La duplicidad era consecuencia de ciertas conductas licenciosas de unos progenitores libertinos. Según se rumoreaba, el Rey Don Pedro era fruto, no de los que pasaban por ser sus padres, el Rey Don. Alfonso XI y la Reina Doña María de Portugal, sino de los amores de esta última con su primo y favorito, Don Juan Alfonso de Alburquerque. Al tiempo que Don Enrique lo era de los amores adúlteros de aquel mismo Rey –lo que los convertía en hermanastros– con su amante y favorita Doña Leonor de Guzmán.
Pero había otro rumor –levantado o avivado por su hermanastro– aún más infamante para el buen nombre de Don Pedro. Y era que la Reina, Doña María de Portugal, ante la imposibilidad de darle un heredero varón al Rey Don Alfonso, su marido, al dar a luz a una niña, la hizo cambiar en la misma cuna y a sus espaldas, por un niño –hijo de un judío llamado Pero Gil– que andando el tiempo llegaría a ser el Rey Don Pedro. De ahí que Don Enrique le motejara en vida e, incluso, hasta más allá de su muerte –para mancillar su memoria– con el nombre de Pero Gil, el mismo del que se suponía era su verdadero padre. Según la propaganda trastamarista, ese supuesto origen semítico vendría a explicar la inclinación, el supuesto trato de favor que el Rey Don Pedro había dispensado siempre a toda clase de herejes, tanto moros como judíos.

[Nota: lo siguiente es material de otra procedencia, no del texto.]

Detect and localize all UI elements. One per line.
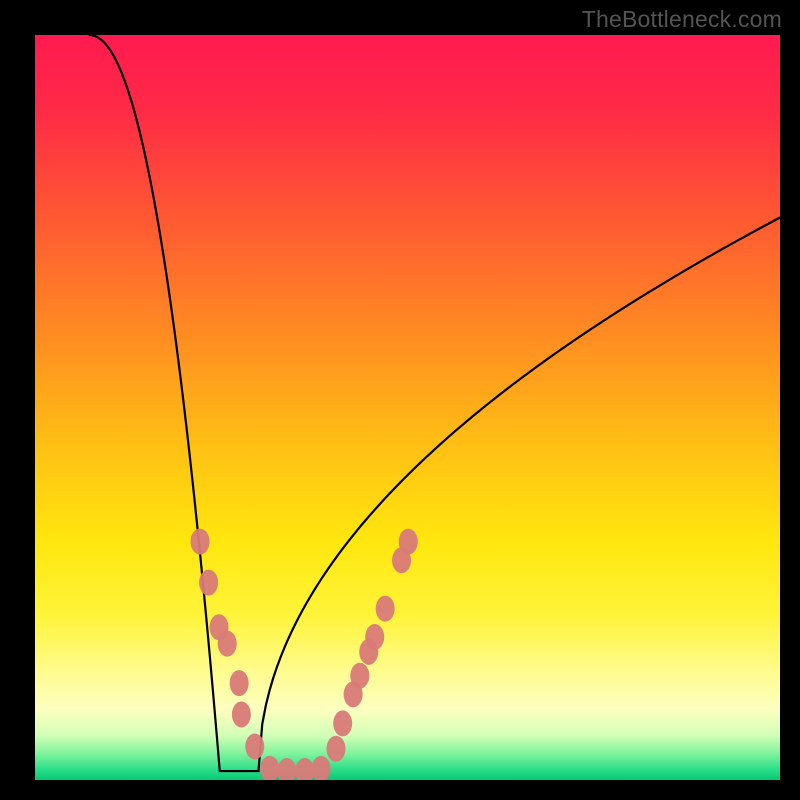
data-marker (218, 631, 237, 657)
data-marker (365, 624, 384, 650)
data-marker (260, 756, 279, 780)
marker-group (191, 529, 418, 780)
chart-svg (35, 35, 780, 780)
data-marker (333, 710, 352, 736)
data-marker (376, 596, 395, 622)
watermark-text: TheBottleneck.com (582, 6, 782, 33)
bottleneck-curve (89, 35, 780, 771)
data-marker (230, 670, 249, 696)
data-marker (350, 663, 369, 689)
data-marker (191, 529, 210, 555)
data-marker (295, 758, 314, 780)
data-marker (277, 758, 296, 780)
data-marker (199, 570, 218, 596)
data-marker (399, 529, 418, 555)
plot-area (35, 35, 780, 780)
data-marker (232, 701, 251, 727)
data-marker (312, 756, 331, 780)
data-marker (245, 733, 264, 759)
data-marker (326, 736, 345, 762)
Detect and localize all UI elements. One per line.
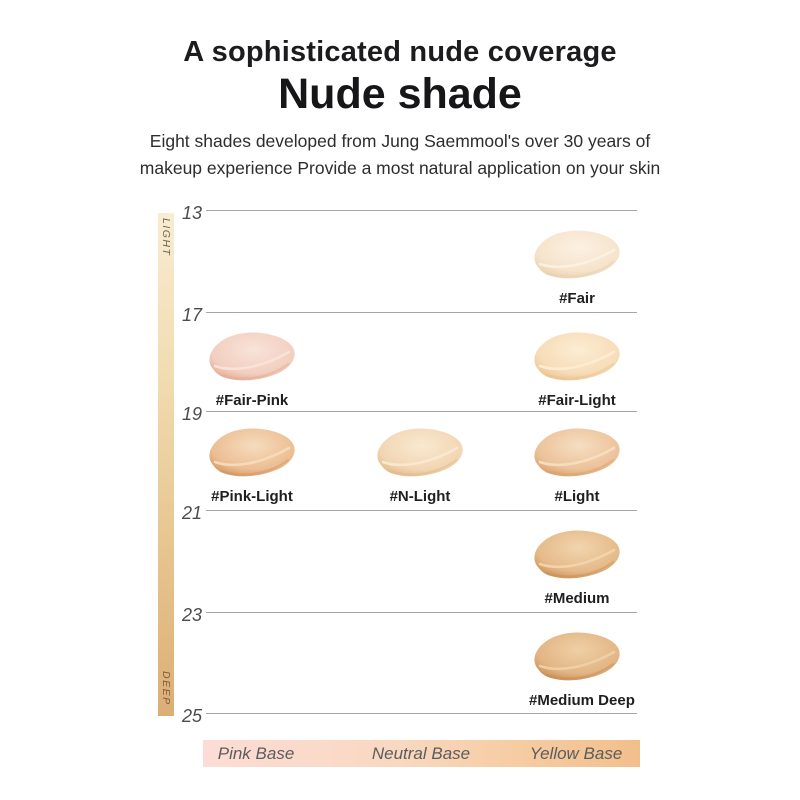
base-label-neutral: Neutral Base xyxy=(371,744,471,763)
shade-swatch-n-light: #N-Light xyxy=(372,424,468,505)
base-tone-axis-bar xyxy=(203,740,640,767)
axis-tick-21: 21 xyxy=(181,503,202,523)
axis-tick-13: 13 xyxy=(181,203,202,223)
scale-deep-label: DEEP xyxy=(160,671,172,706)
gridline-19 xyxy=(206,411,637,412)
light-deep-scale-bar: LIGHT DEEP xyxy=(158,213,174,716)
shade-swatch-medium: #Medium xyxy=(529,526,625,607)
gridline-17 xyxy=(206,312,637,313)
foundation-smear-icon xyxy=(377,428,463,477)
description-line-1: Eight shades developed from Jung Saemmoo… xyxy=(149,131,651,151)
shade-label: #Fair-Pink xyxy=(215,392,289,409)
shade-swatch-fair: #Fair xyxy=(529,226,625,307)
shade-label: #Pink-Light xyxy=(211,488,293,505)
gridline-13 xyxy=(206,210,637,211)
foundation-smear-icon xyxy=(534,632,620,681)
page-title: Nude shade xyxy=(278,70,522,118)
axis-tick-23: 23 xyxy=(181,605,202,625)
base-label-yellow: Yellow Base xyxy=(529,744,623,763)
gridline-21 xyxy=(206,510,637,511)
axis-tick-19: 19 xyxy=(181,404,202,424)
gridline-25 xyxy=(206,713,637,714)
shade-swatch-fair-light: #Fair-Light xyxy=(529,328,625,409)
foundation-smear-icon xyxy=(534,332,620,381)
shade-label: #Medium Deep xyxy=(529,692,635,709)
shade-swatch-pink-light: #Pink-Light xyxy=(204,424,300,505)
axis-tick-25: 25 xyxy=(181,706,202,726)
foundation-smear-icon xyxy=(534,428,620,477)
gridline-23 xyxy=(206,612,637,613)
header-tagline: A sophisticated nude coverage xyxy=(183,36,617,68)
base-label-pink: Pink Base xyxy=(217,744,295,763)
shade-label: #Medium xyxy=(544,590,610,607)
foundation-smear-icon xyxy=(534,530,620,579)
shade-label: #Fair xyxy=(559,290,595,307)
axis-tick-17: 17 xyxy=(181,305,202,325)
shade-label: #Fair-Light xyxy=(538,392,616,409)
foundation-smear-icon xyxy=(209,428,295,477)
shade-swatch-medium-deep: #Medium Deep xyxy=(529,628,635,709)
scale-light-label: LIGHT xyxy=(160,218,172,257)
header-description: Eight shades developed from Jung Saemmoo… xyxy=(0,128,800,182)
shade-label: #N-Light xyxy=(389,488,451,505)
foundation-smear-icon xyxy=(209,332,295,381)
shade-label: #Light xyxy=(554,488,600,505)
description-line-2: makeup experience Provide a most natural… xyxy=(139,158,661,178)
shade-swatch-fair-pink: #Fair-Pink xyxy=(204,328,300,409)
foundation-smear-icon xyxy=(534,230,620,279)
shade-swatch-light: #Light xyxy=(529,424,625,505)
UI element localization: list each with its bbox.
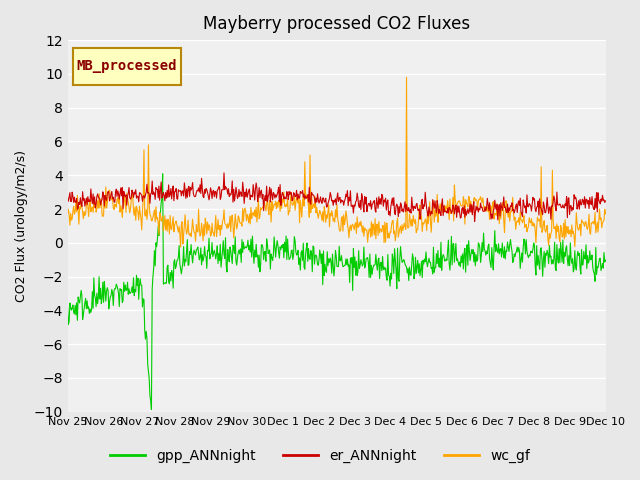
gpp_ANNnight: [74, 317, 81, 323]
gpp_ANNnight: [159, 171, 166, 177]
wc_gf: [419, 220, 427, 226]
er_ANNnight: [419, 196, 426, 202]
wc_gf: [602, 211, 609, 216]
gpp_ANNnight: [148, 407, 156, 412]
Line: wc_gf: wc_gf: [68, 77, 605, 247]
er_ANNnight: [602, 198, 609, 204]
er_ANNnight: [471, 219, 479, 225]
gpp_ANNnight: [419, 257, 427, 263]
wc_gf: [64, 210, 72, 216]
gpp_ANNnight: [64, 305, 72, 311]
wc_gf: [74, 192, 81, 198]
er_ANNnight: [129, 190, 136, 196]
gpp_ANNnight: [213, 243, 221, 249]
wc_gf: [212, 234, 220, 240]
Line: gpp_ANNnight: gpp_ANNnight: [68, 174, 605, 409]
Line: er_ANNnight: er_ANNnight: [68, 173, 605, 222]
er_ANNnight: [403, 201, 410, 207]
er_ANNnight: [64, 195, 72, 201]
er_ANNnight: [184, 194, 191, 200]
Legend: gpp_ANNnight, er_ANNnight, wc_gf: gpp_ANNnight, er_ANNnight, wc_gf: [104, 443, 536, 468]
Y-axis label: CO2 Flux (urology/m2/s): CO2 Flux (urology/m2/s): [15, 150, 28, 302]
wc_gf: [177, 244, 184, 250]
wc_gf: [129, 194, 136, 200]
wc_gf: [403, 224, 411, 229]
gpp_ANNnight: [185, 262, 193, 268]
gpp_ANNnight: [403, 270, 411, 276]
er_ANNnight: [74, 206, 81, 212]
er_ANNnight: [212, 189, 220, 195]
er_ANNnight: [220, 170, 228, 176]
wc_gf: [184, 217, 192, 223]
gpp_ANNnight: [602, 257, 609, 263]
Title: Mayberry processed CO2 Fluxes: Mayberry processed CO2 Fluxes: [203, 15, 470, 33]
gpp_ANNnight: [129, 290, 136, 296]
wc_gf: [403, 74, 410, 80]
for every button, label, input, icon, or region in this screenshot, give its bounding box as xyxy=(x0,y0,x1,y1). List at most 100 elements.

Mientras que la bastardía de Don Enrique era tenida por todos por cierta y probada, los orígenes oscuros de Don Pedro no pasaban de la categoría de rumor. Pero es probable, al menos cabe la posibilidad, de que la sospecha sobre lo incierto de sus orígenes hubiera ido penetrando en su alma, como el gusano en la manzana, desde la más temprana infancia, haciendo de él un hombre excesivo, hasta el punto de que fue tenido por cruel en unos tiempos, ya de por sí, bastante crueles. Y es que no hay nada mejor que unos inciertos orígenes para provocar una inestabilidad en el alma, una crisis de identidad; identidad que al estar en constante entredicho, trata de afirmarse con actos desmedidos. Porque al igual que una casa necesita de unos buenos cimientos para estar bien apuntalada, el alma necesita para lo mismo de unos ancestros seguros.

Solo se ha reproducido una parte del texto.